Canada doubled its lead later in the period on a shot by Marie-Philip Poulin, the Canadian captain who was playing in her fourth Games, and pushed it to 3-0 when Poulin scored again midway through the second.
Hilary Knight scored a short-handed goal for the United States late in the second, promising that the Americans would at least avoid the indignity of being shut out when a gold medal was for the taking.
Even though the United States added a power-play goal with about 13 seconds to play in the third, neither score would prove anywhere near enough.
The spectacle was familiar ground, the sixth gold medal game between Canada and the United States since women’s hockey became an Olympic sport in 1998. The United States captured the first Olympic title but not another until 2018, when it won a game decided by a shootout that was seen, at least in Canada, as an aberration, not a harbinger of a power shift.
Many of the meetings leading to Thursday’s game suggested as much. The Canadians won a preliminary round game in Beijing, 4-2, and posted a 4-2 record in a series of pre-Olympic exhibition games in North America.

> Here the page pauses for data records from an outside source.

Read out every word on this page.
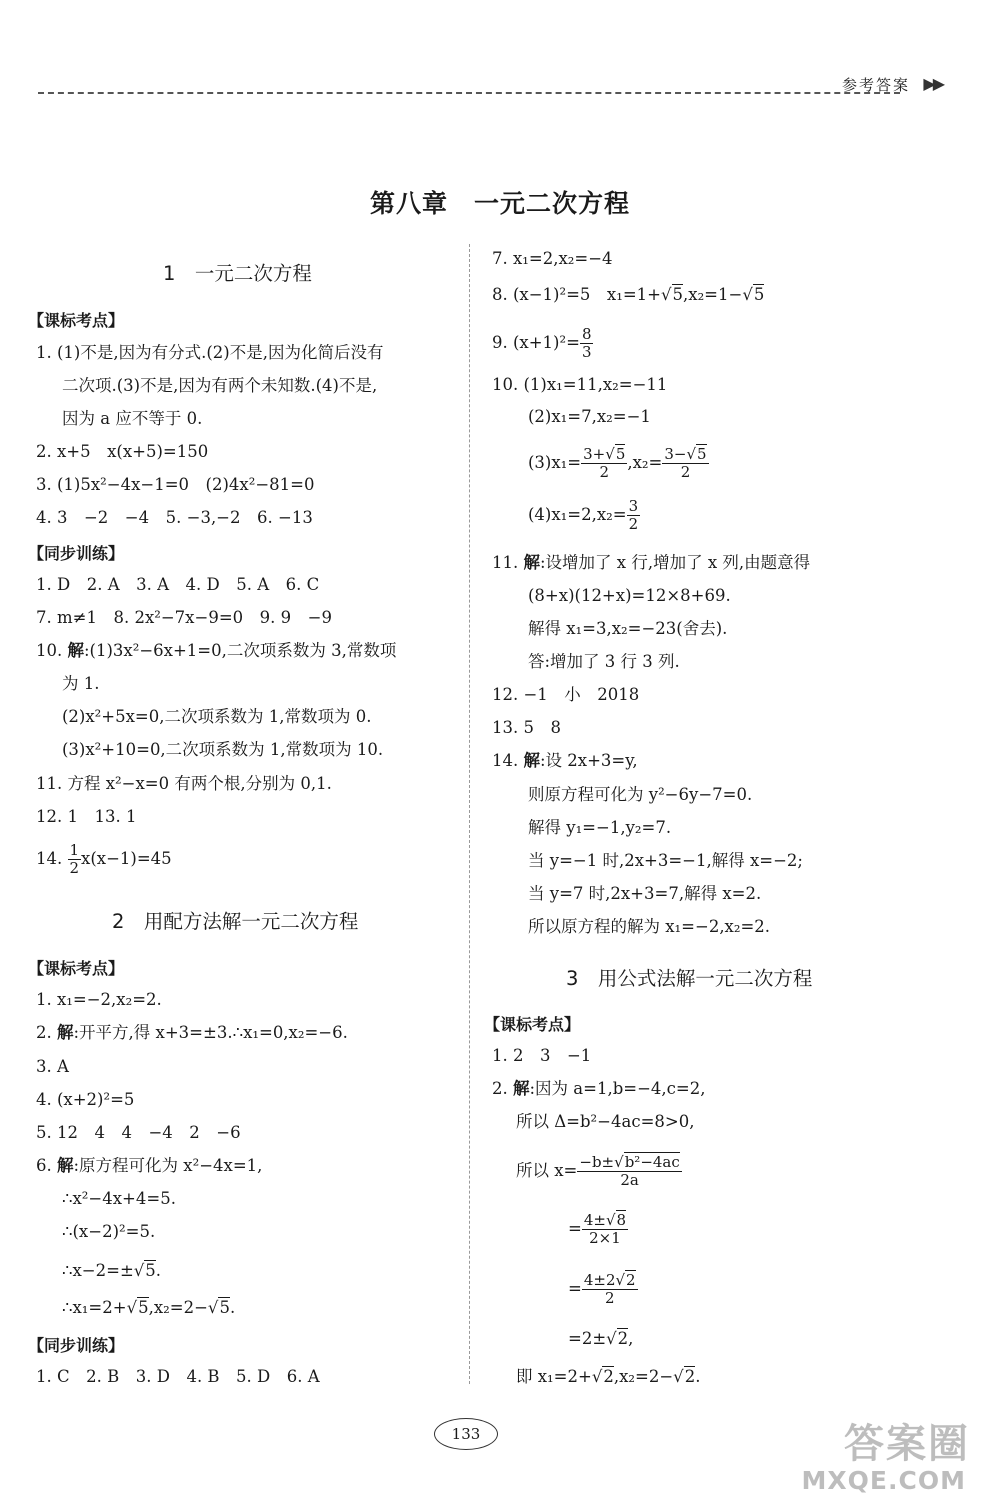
参考答案 ▶▶
第八章　一元二次方程
1　一元二次方程
【课标考点】
1. (1)不是,因为有分式.(2)不是,因为化简后没有
二次项.(3)不是,因为有两个未知数.(4)不是,
因为 a 应不等于 0.
2. x+5　x(x+5)=150
3. (1)5x²−4x−1=0　(2)4x²−81=0
4. 3　−2　−4　5. −3,−2　6. −13
【同步训练】
1. D　2. A　3. A　4. D　5. A　6. C
7. m≠1　8. 2x²−7x−9=0　9. 9　−9
10. 解:(1)3x²−6x+1=0,二次项系数为 3,常数项
为 1.
(2)x²+5x=0,二次项系数为 1,常数项为 0.
(3)x²+10=0,二次项系数为 1,常数项为 10.
11. 方程 x²−x=0 有两个根,分别为 0,1.
12. 1　13. 1
14. $\frac{1}{2} x(x-1)=45$
2　用配方法解一元二次方程
【课标考点】
1. x₁=−2,x₂=2.
2. 解:开平方,得 x+3=±3.∴x₁=0,x₂=−6.
3. A
4. (x+2)²=5
5. 12　4　4　−4　2　−6
6. 解:原方程可化为 x²−4x=1,
∴x²−4x+4=5.
∴(x−2)²=5.
∴x−2=±√5.
∴x₁=2+√5,x₂=2−√5.
【同步训练】
1. C　2. B　3. D　4. B　5. D　6. A
7. x₁=2,x₂=−4
8. (x−1)²=5　x₁=1+√5,x₂=1−√5
9. $(x+1)^2= \frac{8}{3}$
10. (1)x₁=11,x₂=−11
(2)x₁=7,x₂=−1
$(3)x_1= \frac{3+√5}{2} ,x_2= \frac{3-√5}{2}$
$(4)x_1=2,x_2= \frac{3}{2}$
11. 解:设增加了 x 行,增加了 x 列,由题意得
(8+x)(12+x)=12×8+69.
解得 x₁=3,x₂=−23(舍去).
答:增加了 3 行 3 列.
12. −1　小　2018
13. 5　8
14. 解:设 2x+3=y,
则原方程可化为 y²−6y−7=0.
解得 y₁=−1,y₂=7.
当 y=−1 时,2x+3=−1,解得 x=−2;
当 y=7 时,2x+3=7,解得 x=2.
所以原方程的解为 x₁=−2,x₂=2.
3　用公式法解一元二次方程
【课标考点】
1. 2　3　−1
2. 解:因为 a=1,b=−4,c=2,
所以 Δ=b²−4ac=8>0,
所以 $x= \frac{\text{−b±√b²−4ac}}{2a}$
= $\frac{4\pm√8}{2\times 1}$
= $\frac{4\pm 2√2}{2}$
=2±√2,
即 x₁=2+√2,x₂=2−√2.
133	答案圈
MXQE.COM
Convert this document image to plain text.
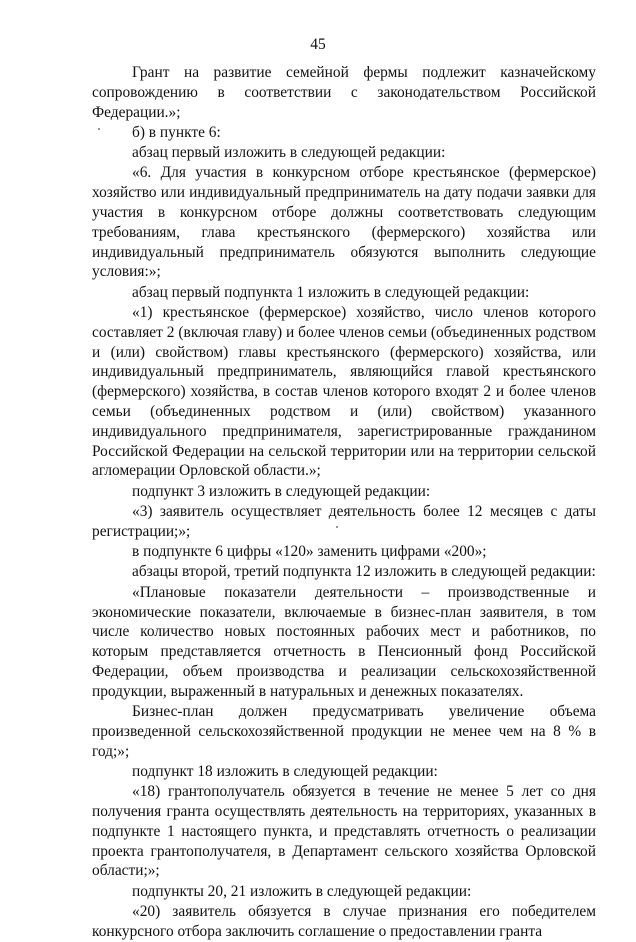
45

Грант на развитие семейной фермы подлежит казначейскому сопровождению в соответствии с законодательством Российской Федерации.»;

б) в пункте 6:

абзац первый изложить в следующей редакции:

«6. Для участия в конкурсном отборе крестьянское (фермерское) хозяйство или индивидуальный предприниматель на дату подачи заявки для участия в конкурсном отборе должны соответствовать следующим требованиям, глава крестьянского (фермерского) хозяйства или индивидуальный предприниматель обязуются выполнить следующие условия:»;

абзац первый подпункта 1 изложить в следующей редакции:

«1) крестьянское (фермерское) хозяйство, число членов которого составляет 2 (включая главу) и более членов семьи (объединенных родством и (или) свойством) главы крестьянского (фермерского) хозяйства, или индивидуальный предприниматель, являющийся главой крестьянского (фермерского) хозяйства, в состав членов которого входят 2 и более членов семьи (объединенных родством и (или) свойством) указанного индивидуального предпринимателя, зарегистрированные гражданином Российской Федерации на сельской территории или на территории сельской агломерации Орловской области.»;

подпункт 3 изложить в следующей редакции:

«3) заявитель осуществляет деятельность более 12 месяцев с даты регистрации;»;

в подпункте 6 цифры «120» заменить цифрами «200»;

абзацы второй, третий подпункта 12 изложить в следующей редакции:

«Плановые показатели деятельности – производственные и экономические показатели, включаемые в бизнес-план заявителя, в том числе количество новых постоянных рабочих мест и работников, по которым представляется отчетность в Пенсионный фонд Российской Федерации, объем производства и реализации сельскохозяйственной продукции, выраженный в натуральных и денежных показателях.

Бизнес-план должен предусматривать увеличение объема произведенной сельскохозяйственной продукции не менее чем на 8 % в год;»;

подпункт 18 изложить в следующей редакции:

«18) грантополучатель обязуется в течение не менее 5 лет со дня получения гранта осуществлять деятельность на территориях, указанных в подпункте 1 настоящего пункта, и представлять отчетность о реализации проекта грантополучателя, в Департамент сельского хозяйства Орловской области;»;

подпункты 20, 21 изложить в следующей редакции:

«20) заявитель обязуется в случае признания его победителем конкурсного отбора заключить соглашение о предоставлении гранта
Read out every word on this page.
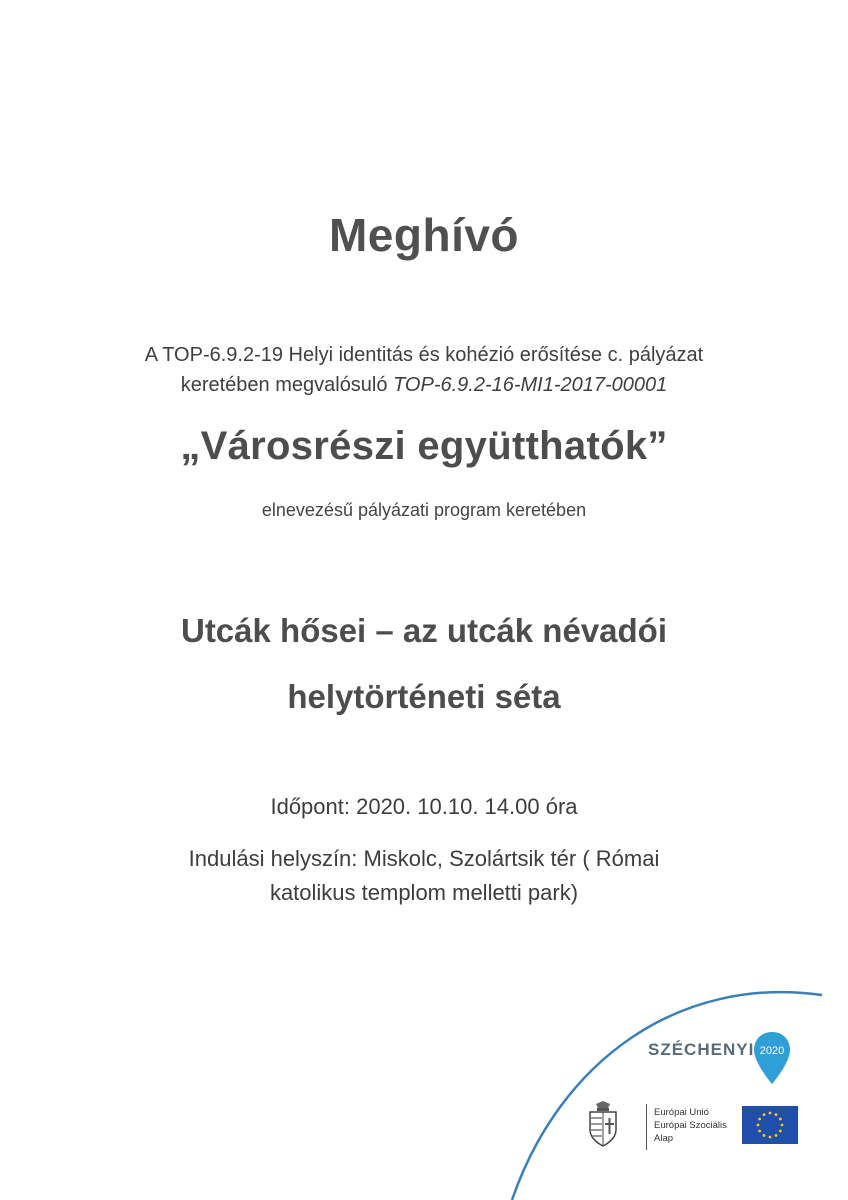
Meghívó
A TOP-6.9.2-19 Helyi identitás és kohézió erősítése c. pályázat
keretében megvalósuló TOP-6.9.2-16-MI1-2017-00001
„Városrészi együtthatók”
elnevezésű pályázati program keretében
Utcák hősei – az utcák névadói
helytörténeti séta
Időpont: 2020. 10.10. 14.00 óra
Indulási helyszín: Miskolc, Szolártsik tér ( Római
katolikus templom melletti park)
SZÉCHENYI 2020
Európai Unió
Európai Szociális
Alap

The teams were the unquestioned titans of the Games. Entering Thursday, Canada had scored 54 goals, an Olympic tournament record, and had three women — Brianne Jenner, Sarah Fillier and Jamie Lee Rattray — among the five top scorers in Beijing.
The United States, which brought three formidable goalies to China, had logged two shutout wins, and had twice defeated Finland, which won the bronze medal on Wednesday night.
Led by Kendall Coyne Schofield, the captain and one of the world’s fastest skaters, and Knight, who on Thursday set the American record for most games played by a women’s hockey player at the Olympics, the United States possessed a fearsome attack that forced rival goalies to confront a storm of shots all through the tournament.
But the Americans struggled early on Thursday to turn chances into goals. At the same time, they found a Canadian squad eager — and able — to score quickly. In the first period, Canada tied the United States for shots, with 11, a marked shift from their last meeting, when the Americans had 16 attempts in the first and the Canadians managed only five.
final score | shots on goal | power plays | penalty minutes | ||
---|---|---|---|---|---|
Canada
|
3 | 21 | 0 for 2 | 6 | |
United States
|
2 | 40 | 1 for 3 | 4 |
The United States eventually outpaced Canada in shots again, calling to mind the Canadian assessment after their first meeting here that the Americans were all too happy to try to overwhelm opponents with a barrage of shots that were not always good ones.
It was a strategy that worked for most of the Games. But as time faded on Thursday, with the Americans scrambling to a final soundtrack of clacking and hitting and emptying their net with more than three minutes to play, it was clear which team had shown itself to be the better one.
Just as Canada had long asserted that it would.